The Movie is Here in Thunder Bay. Don't Miss it.

The Movie is Here  in Thunder Bay. Don't Miss it.
Indian Horse, the movie based on the book by Richard Wagamese

Wednesday, February 25, 2009

A Community Changes

Ma-nee Chacaby is a Native elder and teacher. Here she reminisces about the time her community encountered white culture.

I will write about my community, where I grew up in the bush.

Once upon a time, when I was young and beautiful, I lived with my kokum. Her name was Tannie Chacaby. She raised me. Her teachings are the reason I became the woman I am today. I miss her sometimes because I have nobody like her in my life.

She was a big part of the community. People would come from faraway places to meet my kokum. She had many talents and was a very good story teller. She was a wise old woman.

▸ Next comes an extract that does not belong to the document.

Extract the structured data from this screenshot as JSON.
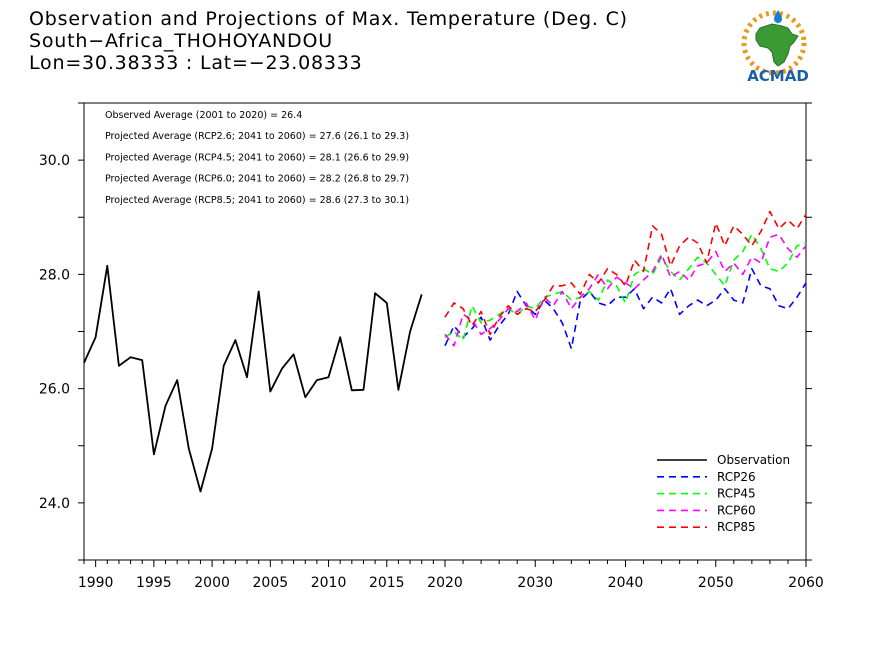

She would have gatherings once a month to talk to the community about her visions of our people’s future. She would say, "something is happening. Big changes are coming to our community. You people have to be prepared. Be ready to have people come from faraway places. They will demand things from us. We have to say no if we want to survive and protect our children. People will want our children. I see things that will hurt our community and we have to be strong and work together."

But some people said, “aweeee, she is just getting too old. She does not know what she’s talking about.” They would laugh and would say, "the old woman will say things to protect the scrawny little child she’s raising."

I would sit and watch people put my kokum down. I thought when I get older I will protect my kokum.

One summer, sometimes after Kokum told everyone what was going to happen, people started to arrive from that big black beast, the train. The train was as black as black could be. Men with funny hats and some women with funny dresses and funny hats got off the the black beast. I remember one man with two big giant dogs, the first time I ever saw dogs bigger than any dogs in our community.

Things were coming off the train. Big machinery would take stuff off the train, then get it on those ugly big-arm things. Those were bulldozers. They were here to take the forest down, so I heard. People were talking about big money happening. Some people got boxes of wine, beer, liquor, you name it. Our community was getting rich.

People in our community were happy talking about big money. I never knew what money was. I asked my kokum what money was. She said, "it’s a paper that drives people crazy and make them do crazy things. Sure they buy food but there is other stuff that makes them crazy when they have paper money and buy those boxes off that train." I tried to figure how I could help the community and stop them from buying boxes of that crazy stuff.

The community was going crazy leaving their children behind with no baby sitter and just going crazy. There were so many people not far away from our community. We could hear things going on in the bushes so I decided to go check things out. I was little but big enough to get around. People were cutting the trees. Piles and piles of tree limbs just being tossed off to one side and some men were piling logs.

I went back home. I told my kokum what I saw. She had tears in her eyes rolling down. She tried talking to the community but they were already acting very crazy. Some people would listen but nobody was serious, just happy to make money and buy those crazy boxes that made them go crazy. My kokum said, “I really don’t want to live much longer as I feel my time will come soon and I have to leave the community. You have to be strong. You are a special person. Don’t ever forget that. "

And that season when the leaves were falling, my kokum called me to come to her. She needed to talk. She said she was leaving to go somewhere to try be with her spiritual advisor. She needed to be somewhere quiet where she would make her life lighter. She would be back before white flakes came down. “This is the time for me be gone while the leaves are falling. You can gather them and pile them beside the wall. The community will need then for the homes that are not ready for white flakes.”

I just did what I was told. I had a rough life after. People were mean but I managed to survive. The community was getting bigger. People from Faraway places were here to stay.